U.S. delays its $5 billion Citi sale after weak pricing
By Dan Wilchins and David Lawder
NEW YORK/WASHINGTON, Dec 16 (Reuters) – The U.S. Treasury delayed a plan to sell its $5 billion of Citigroup Inc shares after a stock offering by the bank attracted weak demand and priced at a much lower-than-expected $3.15 a share.
The bank sold $20 billion of stock and convertible bonds to repay funds it owes to the government so it can avoid the executive compensation restrictions that came with multiple U.S. bailouts.
But raising that capital came at a steep cost to shareholders, whose shares are worth 20 percent less than their closing level on Friday, before the bank announced its plan for repaying funds to the government.
“It’s a terrific deal for Citigroup’s managers, who can get paid more, and a terrible deal for shareholders. The company paid a huge price for this capital,” said Sean Egan, principal at ratings agency Egan-Jones Ratings.
Citigroup was the third major U.S. bank to launch a multibillion-dollar share sale in December and the multitude of share sales likely dampened demand, analysts said.
“Buyers are in control of the process now,” said Blake Howells, director of research at Becker Capital Management in Portland, Oregon.
The share sale price is less than the $3.25 price at which the government bought them earlier this year as part of an emergency rescue of the No. 3 U.S. bank, shrinking the paper value of the government’s 7.7 billion shares to $24.2 billion. That stake was originally worth $25 billion and in October was worth nearly $40 billion.
Treasury “is not going to sell at a loss. That’s the bottom line,” a source familiar with the situation said.
The U.S. decided not to sell any shares at this time, and has agreed not to sell Citi shares for 90 days, the bank and the Treasury said.
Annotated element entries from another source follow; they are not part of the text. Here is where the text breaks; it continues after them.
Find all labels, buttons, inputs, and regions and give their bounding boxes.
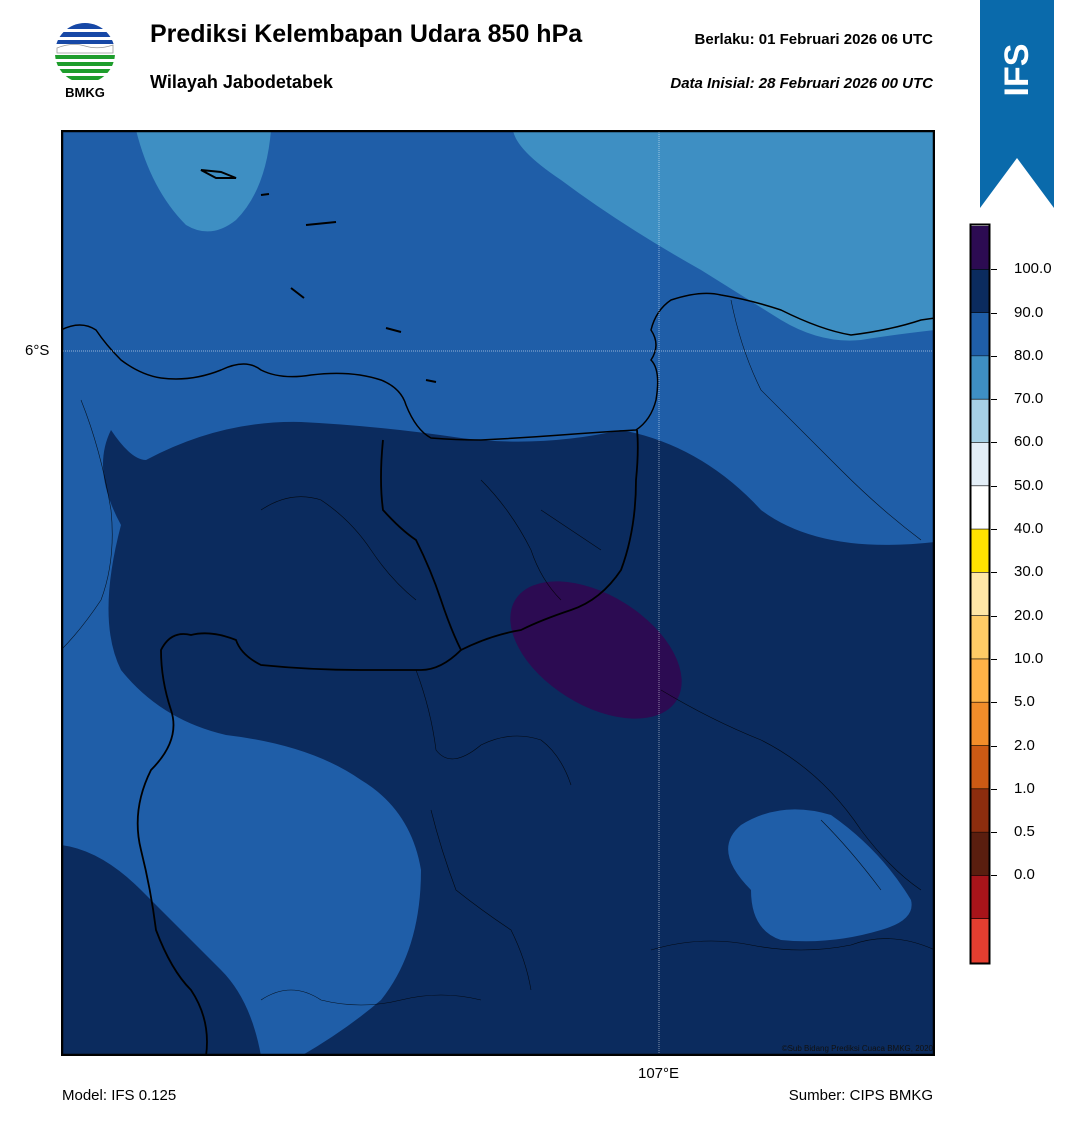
page-title: Prediksi Kelembapan Udara 850 hPa bbox=[150, 20, 583, 48]
colorbar-segment bbox=[971, 529, 989, 573]
colorbar-tick-label: 70.0 bbox=[1014, 390, 1044, 408]
colorbar-tick bbox=[991, 269, 997, 271]
band-90-100-southwest bbox=[61, 845, 261, 1056]
band-80-90-southeast bbox=[728, 809, 912, 942]
colorbar-tick bbox=[991, 615, 997, 617]
coastline bbox=[61, 292, 935, 441]
colorbar-tick-label: 80.0 bbox=[1014, 346, 1044, 364]
colorbar-segment bbox=[971, 615, 989, 660]
province-border bbox=[460, 429, 639, 651]
colorbar-tick-label: 50.0 bbox=[1014, 476, 1044, 494]
colorbar-segment bbox=[971, 702, 989, 747]
colorbar-segment bbox=[971, 226, 989, 270]
colorbar-segment bbox=[971, 572, 989, 617]
colorbar-tick-label: 1.0 bbox=[1014, 779, 1035, 797]
island bbox=[200, 169, 237, 179]
colorbar-tick-label: 5.0 bbox=[1014, 693, 1035, 711]
lat-label: 6°S bbox=[25, 342, 50, 359]
island bbox=[305, 221, 337, 226]
colorbar-tick-label: 30.0 bbox=[1014, 563, 1044, 581]
colorbar-tick-label: 20.0 bbox=[1014, 606, 1044, 624]
source-label: Sumber: CIPS BMKG bbox=[788, 1087, 933, 1104]
bmkg-logo-icon bbox=[55, 23, 115, 83]
colorbar-tick-label: 40.0 bbox=[1014, 520, 1044, 538]
colorbar-tick bbox=[991, 875, 997, 877]
lon-label: 107°E bbox=[638, 1065, 680, 1082]
colorbar-tick bbox=[991, 832, 997, 834]
colorbar-segment bbox=[971, 269, 989, 314]
colorbar-segment bbox=[971, 355, 989, 400]
colorbar-tick-label: 60.0 bbox=[1014, 433, 1044, 451]
page-subtitle: Wilayah Jabodetabek bbox=[150, 72, 333, 92]
colorbar-segment bbox=[971, 442, 989, 487]
island bbox=[425, 379, 437, 383]
svg-text:IFS: IFS bbox=[998, 44, 1036, 97]
ribbon-label: IFS bbox=[998, 44, 1036, 97]
colorbar-segment bbox=[971, 788, 989, 833]
humidity-map bbox=[61, 130, 935, 1056]
island bbox=[290, 287, 305, 299]
colorbar-tick-label: 10.0 bbox=[1014, 649, 1044, 667]
colorbar-tick-label: 0.5 bbox=[1014, 823, 1035, 841]
logo-text: BMKG bbox=[65, 85, 105, 100]
colorbar-tick bbox=[991, 745, 997, 747]
colorbar-tick bbox=[991, 442, 997, 444]
band-90-100 bbox=[103, 421, 935, 1056]
ifs-ribbon-icon bbox=[980, 0, 1054, 208]
colorbar-segment bbox=[971, 832, 989, 876]
colorbar-tick bbox=[991, 355, 997, 357]
colorbar-segment bbox=[971, 399, 989, 443]
colorbar-tick-label: 100.0 bbox=[1014, 260, 1052, 278]
colorbar-tick-label: 2.0 bbox=[1014, 736, 1035, 754]
colorbar-tick-label: 0.0 bbox=[1014, 866, 1035, 884]
colorbar-tick bbox=[991, 572, 997, 574]
copyright: ©Sub Bidang Prediksi Cuaca BMKG, 2020 bbox=[781, 1044, 933, 1053]
valid-time: Berlaku: 01 Februari 2026 06 UTC bbox=[694, 31, 933, 48]
init-time: Data Inisial: 28 Februari 2026 00 UTC bbox=[670, 75, 933, 92]
colorbar-tick bbox=[991, 702, 997, 704]
colorbar-tick bbox=[991, 399, 997, 401]
colorbar-tick bbox=[991, 485, 997, 487]
colorbar-tick bbox=[991, 658, 997, 660]
colorbar-segment bbox=[971, 745, 989, 790]
colorbar-segment bbox=[971, 918, 989, 963]
colorbar-segment bbox=[971, 312, 989, 357]
island bbox=[260, 193, 270, 196]
colorbar bbox=[969, 223, 991, 965]
colorbar-tick bbox=[991, 312, 997, 314]
colorbar-segment bbox=[971, 485, 989, 530]
colorbar-tick-label: 90.0 bbox=[1014, 303, 1044, 321]
province-border bbox=[136, 439, 463, 1056]
island bbox=[385, 327, 402, 333]
model-label: Model: IFS 0.125 bbox=[62, 1087, 177, 1104]
colorbar-tick bbox=[991, 788, 997, 790]
band-70-80-northeast bbox=[513, 130, 935, 341]
band-70-80-northwest bbox=[136, 130, 271, 232]
colorbar-segment bbox=[971, 658, 989, 703]
colorbar-segment bbox=[971, 875, 989, 920]
colorbar-tick bbox=[991, 529, 997, 531]
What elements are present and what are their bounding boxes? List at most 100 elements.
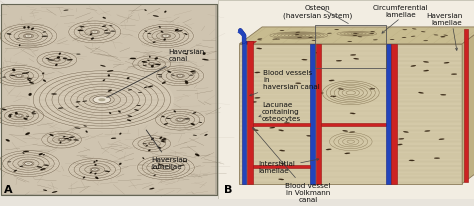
Ellipse shape <box>173 110 176 112</box>
Ellipse shape <box>64 138 69 139</box>
Ellipse shape <box>204 134 208 136</box>
Ellipse shape <box>349 131 355 133</box>
Ellipse shape <box>58 108 63 109</box>
Ellipse shape <box>105 33 110 34</box>
Circle shape <box>93 169 96 170</box>
Ellipse shape <box>161 116 165 117</box>
Ellipse shape <box>311 40 316 41</box>
Ellipse shape <box>149 56 151 58</box>
Ellipse shape <box>107 70 113 72</box>
Ellipse shape <box>273 39 277 40</box>
Ellipse shape <box>25 132 30 135</box>
Ellipse shape <box>423 40 428 41</box>
Ellipse shape <box>81 26 84 27</box>
Ellipse shape <box>69 137 73 138</box>
Ellipse shape <box>103 79 105 81</box>
Ellipse shape <box>28 80 31 81</box>
Ellipse shape <box>155 57 158 60</box>
Ellipse shape <box>149 188 155 190</box>
Ellipse shape <box>27 26 30 28</box>
Ellipse shape <box>37 166 42 168</box>
Ellipse shape <box>9 114 12 115</box>
Ellipse shape <box>255 97 260 98</box>
Text: Haversian: Haversian <box>426 13 462 19</box>
Ellipse shape <box>280 150 285 151</box>
Ellipse shape <box>119 163 121 165</box>
Ellipse shape <box>185 53 188 55</box>
Ellipse shape <box>353 33 358 34</box>
Ellipse shape <box>147 33 151 34</box>
Ellipse shape <box>390 39 394 40</box>
Bar <box>253 123 310 126</box>
Circle shape <box>0 150 61 177</box>
Text: B: B <box>224 185 233 195</box>
Ellipse shape <box>110 31 115 32</box>
Ellipse shape <box>7 33 11 35</box>
Ellipse shape <box>185 80 188 82</box>
Ellipse shape <box>32 111 35 113</box>
Ellipse shape <box>26 116 29 117</box>
Text: lamellae: lamellae <box>431 20 462 26</box>
Ellipse shape <box>192 112 196 114</box>
Ellipse shape <box>185 81 188 84</box>
Circle shape <box>27 35 30 36</box>
Circle shape <box>136 155 196 180</box>
Ellipse shape <box>166 118 171 119</box>
Ellipse shape <box>444 62 449 63</box>
Ellipse shape <box>26 72 29 73</box>
Ellipse shape <box>73 139 79 140</box>
Ellipse shape <box>6 139 9 142</box>
Bar <box>316 44 321 184</box>
Ellipse shape <box>128 89 132 90</box>
Circle shape <box>93 96 111 103</box>
Ellipse shape <box>148 149 151 151</box>
Circle shape <box>93 31 96 33</box>
Circle shape <box>177 75 183 77</box>
Ellipse shape <box>143 143 146 144</box>
Ellipse shape <box>143 157 144 159</box>
Ellipse shape <box>421 31 426 32</box>
Bar <box>315 25 386 68</box>
Ellipse shape <box>184 118 190 119</box>
Ellipse shape <box>251 101 256 103</box>
Circle shape <box>149 143 154 145</box>
Ellipse shape <box>162 81 166 84</box>
Ellipse shape <box>29 82 34 84</box>
Circle shape <box>56 59 58 60</box>
Ellipse shape <box>397 144 402 145</box>
Ellipse shape <box>111 138 116 139</box>
Circle shape <box>18 75 20 76</box>
Ellipse shape <box>281 163 286 165</box>
Ellipse shape <box>42 73 44 74</box>
Ellipse shape <box>157 147 161 149</box>
Circle shape <box>67 20 122 43</box>
Ellipse shape <box>164 123 168 125</box>
Polygon shape <box>242 41 250 44</box>
Ellipse shape <box>440 94 446 95</box>
Ellipse shape <box>158 163 161 165</box>
Ellipse shape <box>161 164 164 166</box>
Ellipse shape <box>64 10 68 11</box>
Ellipse shape <box>180 165 184 166</box>
Ellipse shape <box>104 171 110 172</box>
Ellipse shape <box>402 37 406 38</box>
Bar <box>310 44 315 184</box>
Bar <box>247 41 253 184</box>
Polygon shape <box>239 44 462 184</box>
Ellipse shape <box>127 77 129 79</box>
Ellipse shape <box>76 106 79 107</box>
Ellipse shape <box>51 93 57 95</box>
Ellipse shape <box>108 74 110 76</box>
Ellipse shape <box>23 26 26 28</box>
Ellipse shape <box>109 112 111 114</box>
Ellipse shape <box>78 30 83 31</box>
Ellipse shape <box>154 175 156 176</box>
Ellipse shape <box>314 52 320 53</box>
Ellipse shape <box>434 158 440 159</box>
Ellipse shape <box>103 17 106 19</box>
Ellipse shape <box>28 93 32 96</box>
Ellipse shape <box>151 138 154 140</box>
Ellipse shape <box>193 135 197 136</box>
Ellipse shape <box>159 137 162 139</box>
Ellipse shape <box>336 60 342 61</box>
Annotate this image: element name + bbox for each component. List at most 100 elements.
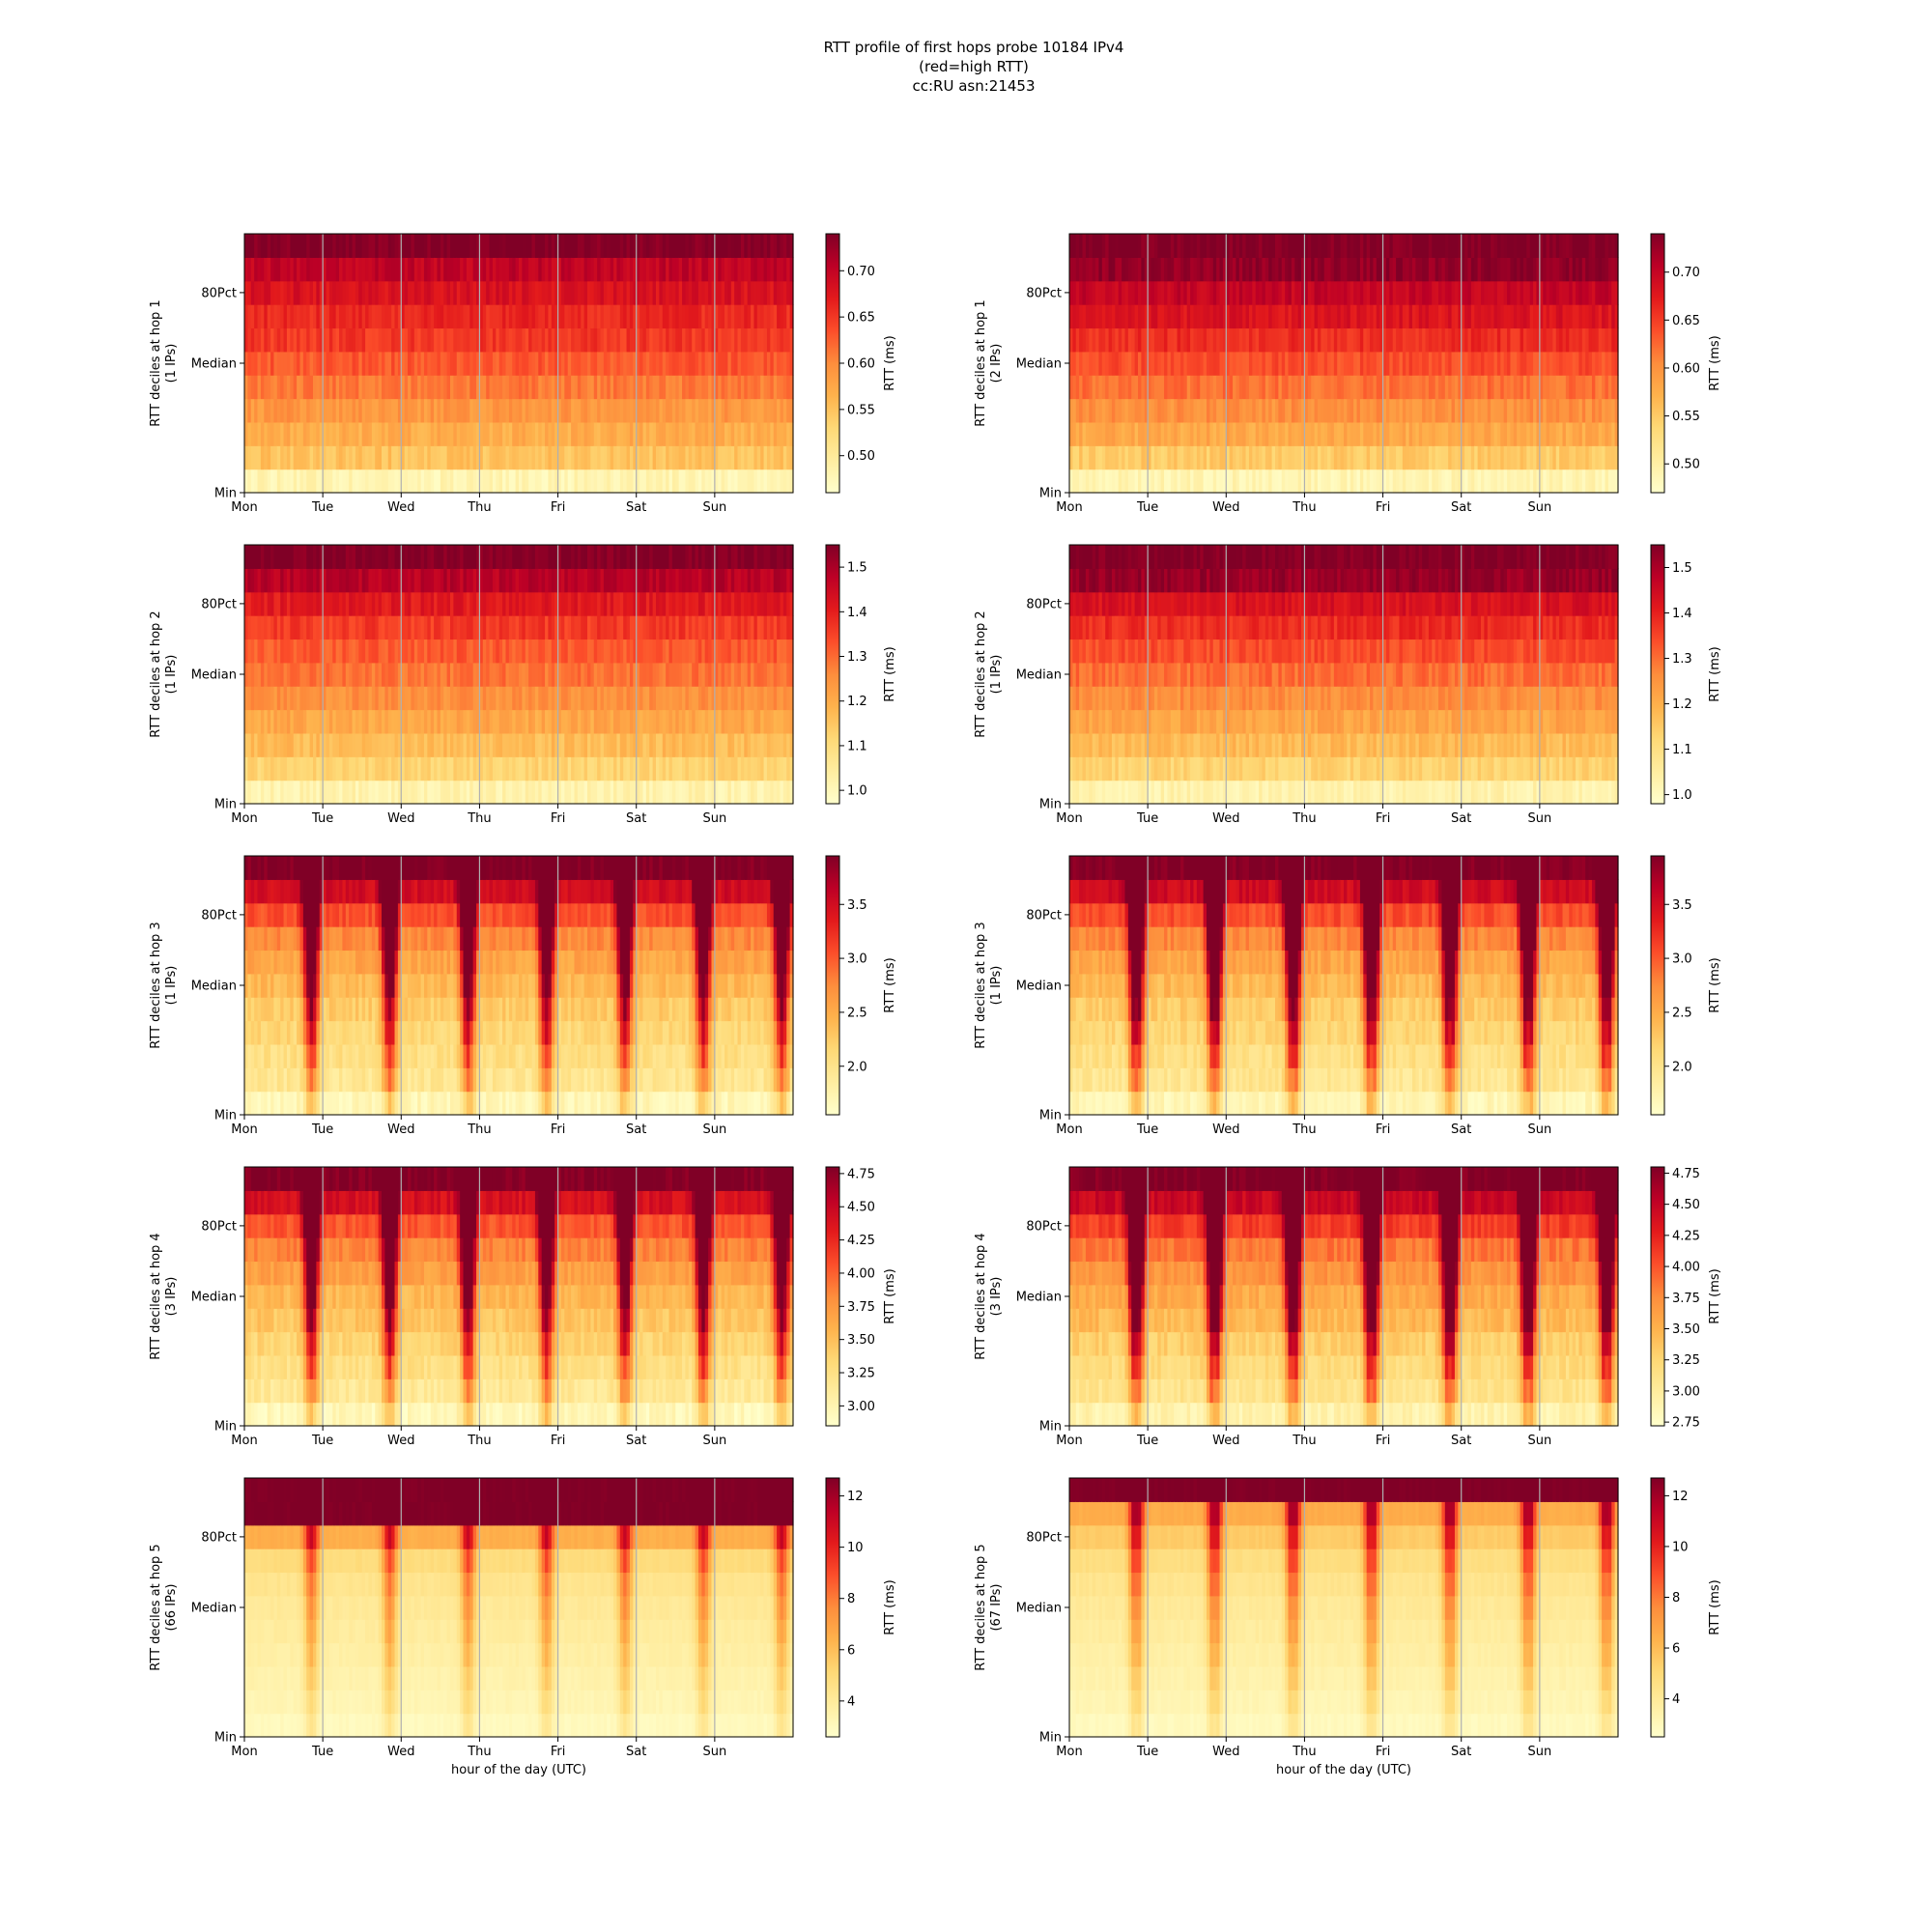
heatmap-cell bbox=[688, 398, 693, 423]
heatmap-cell bbox=[460, 351, 465, 376]
heatmap-cell bbox=[551, 327, 555, 353]
heatmap-cell bbox=[345, 398, 350, 423]
heatmap-cell bbox=[505, 327, 510, 353]
heatmap-cell bbox=[1089, 327, 1094, 353]
heatmap-cell bbox=[649, 327, 654, 353]
heatmap-cell bbox=[1151, 280, 1155, 305]
heatmap-cell bbox=[323, 257, 327, 282]
heatmap-cell bbox=[1122, 445, 1126, 470]
heatmap-cell bbox=[1157, 234, 1162, 258]
heatmap-cell bbox=[349, 421, 354, 446]
heatmap-cell bbox=[1271, 445, 1276, 470]
heatmap-cell bbox=[610, 280, 614, 305]
heatmap-cell bbox=[747, 445, 752, 470]
heatmap-cell bbox=[479, 469, 484, 494]
heatmap-cell bbox=[1392, 234, 1397, 258]
heatmap-cell bbox=[1363, 351, 1368, 376]
heatmap-cell bbox=[306, 469, 311, 494]
heatmap-cell bbox=[492, 280, 497, 305]
heatmap-cell bbox=[378, 257, 383, 282]
heatmap-cell bbox=[411, 445, 415, 470]
heatmap-cell bbox=[721, 445, 725, 470]
heatmap-cell bbox=[1278, 257, 1283, 282]
heatmap-cell bbox=[1122, 234, 1126, 258]
heatmap-cell bbox=[297, 375, 301, 400]
heatmap-cell bbox=[1079, 327, 1084, 353]
heatmap-cell bbox=[1327, 280, 1332, 305]
heatmap-cell bbox=[427, 304, 432, 329]
heatmap-cell bbox=[368, 421, 373, 446]
colorbar-label: RTT (ms) bbox=[1708, 335, 1722, 390]
heatmap-cell bbox=[1275, 375, 1279, 400]
heatmap-cell bbox=[1167, 280, 1172, 305]
heatmap-cell bbox=[1281, 421, 1286, 446]
heatmap-cell bbox=[1363, 234, 1368, 258]
heatmap-cell bbox=[502, 375, 507, 400]
heatmap-cell bbox=[1271, 469, 1276, 494]
heatmap-cell bbox=[1151, 327, 1155, 353]
heatmap-cell bbox=[574, 304, 579, 329]
heatmap-cell bbox=[1278, 327, 1283, 353]
heatmap-cell bbox=[554, 351, 559, 376]
heatmap-cell bbox=[623, 257, 628, 282]
heatmap-cell bbox=[313, 469, 317, 494]
heatmap-cell bbox=[554, 327, 559, 353]
heatmap-cell bbox=[1079, 351, 1084, 376]
colorbar-tick-label: 0.55 bbox=[847, 403, 875, 417]
heatmap-cell bbox=[1219, 257, 1224, 282]
heatmap-cell bbox=[1529, 304, 1534, 329]
heatmap-cell bbox=[1105, 304, 1110, 329]
heatmap-cell bbox=[1392, 375, 1397, 400]
heatmap-cell bbox=[639, 304, 644, 329]
heatmap-cell bbox=[662, 375, 667, 400]
heatmap-cell bbox=[695, 234, 699, 258]
heatmap-cell bbox=[434, 469, 439, 494]
heatmap-cell bbox=[1304, 280, 1309, 305]
heatmap-cell bbox=[668, 304, 673, 329]
heatmap-cell bbox=[633, 304, 638, 329]
heatmap-cell bbox=[737, 280, 742, 305]
heatmap-cell bbox=[328, 280, 333, 305]
heatmap-cell bbox=[1392, 327, 1397, 353]
heatmap-cell bbox=[247, 257, 252, 282]
heatmap-cell bbox=[1262, 351, 1266, 376]
heatmap-cell bbox=[740, 375, 745, 400]
heatmap-cell bbox=[718, 280, 723, 305]
heatmap-cell bbox=[1370, 421, 1375, 446]
heatmap-cell bbox=[472, 351, 477, 376]
y-axis-label: RTT deciles at hop 1 bbox=[974, 299, 988, 426]
heatmap-cell bbox=[603, 421, 608, 446]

The government owns about one-third of Citigroup’s shares.
The U.S. government still plans to sell its Citigroup shares within the next year, a Treasury spokesman said.
The government’s decision not to sell shares was an about-face from Monday, when Citigroup said the government would sell up to $5 billion of shares alongside the bank’s offering.
BETTER TO WAIT?
Given Bank of America Corp’s $19.3 billion share sale at the beginning of the month, and Wells Fargo & Co’s $12.25 billion share sale this week, several analysts questioned the wisdom of Citigroup’s completing its massive sale in December.
The bank has only generated profits this year from moves like selling stakes in major businesses and harvesting tax benefits.
Investors may have been more receptive to Citigroup’s share sale after it posted a few quarters of profits from its main banking businesses, analysts said.
Even with Citigroup’s efforts to repay the government this year, Pay Czar Kenneth Feinberg will still have say over 2009 compensation, meaning there may be little advantage to completing a deal this year.
“There’s no question that Citigroup should have waited,” Egan said.
A person familiar with the bank’s thinking said that a deal would have been difficult whenever Citigroup did it because the bank needed to raise a large amount of capital relative to its market value and daily trading volume.
Citigroup had been negotiating with regulators for months, and when it finally reached a deal with them, it did not make sense to wait, the person added.
Citigroup said in a statement that its sale of shares and convertible securities was the largest in U.S. capital markets history.
The bank, which has recorded more than $120 billion of writedowns and credit losses since the credit crunch began, received $25 billion of bailout money from the government’s Troubled Asset Relief Program in October, and another $20 billion in December.
Earlier this year, the U.S. agreed to convert $25 billion of the preferred shares it bought from Citigroup into common stock. The government also converted $20 billion of Citi preferred stock into trust preferred securities, which the bank plans to repay with the proceeds of Wednesday’s offerings.
Citigroup also is ending an agreement with the government that guaranteed a roughly $250 billion portfolio of assets against excessive losses.
The bank sold $17 billion of common shares and another $3.5 billion of bonds that automatically convert into shares in three years.
The bank sold convertible notes that pay a coupon of 7.5 percent a year, and automatically convert to shares at a 25 percent premium to the pricing level in three years.
The bank said on Monday it also plans to issue $1.7 billion of shares to employees, and may sell another $3 billion of trust preferred securities in the first quarter.
Citi’s stock closed at $3.45 on Wednesday before the offering was priced.